Introduction: Comprehensive genomic profiling (CGP) is gaining ground in modern precision oncology for its ability to potentially analyze multiple tumor alterations and identify actionable ones, guiding targeted anticancer treatments. However, integrating CGP into healthcare systems demands consideration of the available evidence and collaboration between shareholders.

Areas covered: This review explores CGP's cost-effectiveness and feasibility across diverse healthcare settings, based on searches in PubMed, Google Scholar, gray literature, and extensive snowballing. We further aimed to elucidate barriers to routine CGP implementation and discuss potential solutions.

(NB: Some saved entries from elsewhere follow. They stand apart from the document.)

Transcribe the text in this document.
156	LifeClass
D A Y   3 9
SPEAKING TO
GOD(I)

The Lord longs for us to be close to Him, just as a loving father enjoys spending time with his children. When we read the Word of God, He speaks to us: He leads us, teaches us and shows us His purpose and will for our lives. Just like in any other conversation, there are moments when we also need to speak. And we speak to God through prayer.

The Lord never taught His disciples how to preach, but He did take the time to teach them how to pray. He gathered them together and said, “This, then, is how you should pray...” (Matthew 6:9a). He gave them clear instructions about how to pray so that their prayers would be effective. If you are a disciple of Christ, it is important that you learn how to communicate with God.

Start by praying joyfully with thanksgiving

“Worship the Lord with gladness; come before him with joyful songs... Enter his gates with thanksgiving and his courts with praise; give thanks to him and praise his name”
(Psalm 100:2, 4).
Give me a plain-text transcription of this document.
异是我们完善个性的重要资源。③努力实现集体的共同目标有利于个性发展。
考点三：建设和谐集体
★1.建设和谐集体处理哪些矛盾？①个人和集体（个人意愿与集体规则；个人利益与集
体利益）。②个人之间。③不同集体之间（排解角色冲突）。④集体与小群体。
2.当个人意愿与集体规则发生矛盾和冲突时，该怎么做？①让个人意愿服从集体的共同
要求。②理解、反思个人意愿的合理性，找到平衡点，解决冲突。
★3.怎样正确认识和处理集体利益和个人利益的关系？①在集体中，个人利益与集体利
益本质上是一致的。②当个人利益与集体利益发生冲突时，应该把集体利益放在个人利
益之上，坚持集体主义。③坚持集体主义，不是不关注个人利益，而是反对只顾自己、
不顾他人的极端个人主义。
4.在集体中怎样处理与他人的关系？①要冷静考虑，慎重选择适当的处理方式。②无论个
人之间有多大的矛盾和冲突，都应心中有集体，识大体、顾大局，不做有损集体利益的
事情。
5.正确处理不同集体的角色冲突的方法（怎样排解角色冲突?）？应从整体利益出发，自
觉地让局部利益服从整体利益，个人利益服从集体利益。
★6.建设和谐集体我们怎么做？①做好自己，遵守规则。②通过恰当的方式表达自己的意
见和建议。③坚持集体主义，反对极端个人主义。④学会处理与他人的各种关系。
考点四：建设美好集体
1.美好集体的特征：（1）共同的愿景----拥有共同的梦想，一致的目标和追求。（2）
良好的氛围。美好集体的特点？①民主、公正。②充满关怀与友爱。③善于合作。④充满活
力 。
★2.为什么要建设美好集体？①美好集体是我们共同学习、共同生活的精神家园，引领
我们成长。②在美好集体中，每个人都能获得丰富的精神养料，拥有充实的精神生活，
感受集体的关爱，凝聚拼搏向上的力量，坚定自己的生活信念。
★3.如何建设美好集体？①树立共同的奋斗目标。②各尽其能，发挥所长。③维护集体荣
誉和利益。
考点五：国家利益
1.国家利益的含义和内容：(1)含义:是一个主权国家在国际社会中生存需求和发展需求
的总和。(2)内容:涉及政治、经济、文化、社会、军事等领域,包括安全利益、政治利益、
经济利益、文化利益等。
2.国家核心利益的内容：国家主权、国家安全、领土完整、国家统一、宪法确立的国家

Expert opinion: Patients generally express satisfaction with CGP, especially if publicly funded, yet face difficulties in understanding test results, and managing lack of actionable mutations and access to novel treatment avenues. Physicians exhibit confidence in recommending and interpreting CGP for patients with refractory disease and considerable life expectancy and performance status, albeit acknowledging potential treatment delays. Health economic studies support CGP's cost-effectiveness, highlighting increased survival, productivity, reduced medical service utilization, and cost diversion to trial sponsors. Nonetheless, challenges persist, including reimbursement policies, limited testing accessibility, and the imperative for physician training and infrastructure enhancement. Addressing these issues through collaborative efforts and policy adjustments is paramount for realizing the full potential of CGP in advancing precision oncology.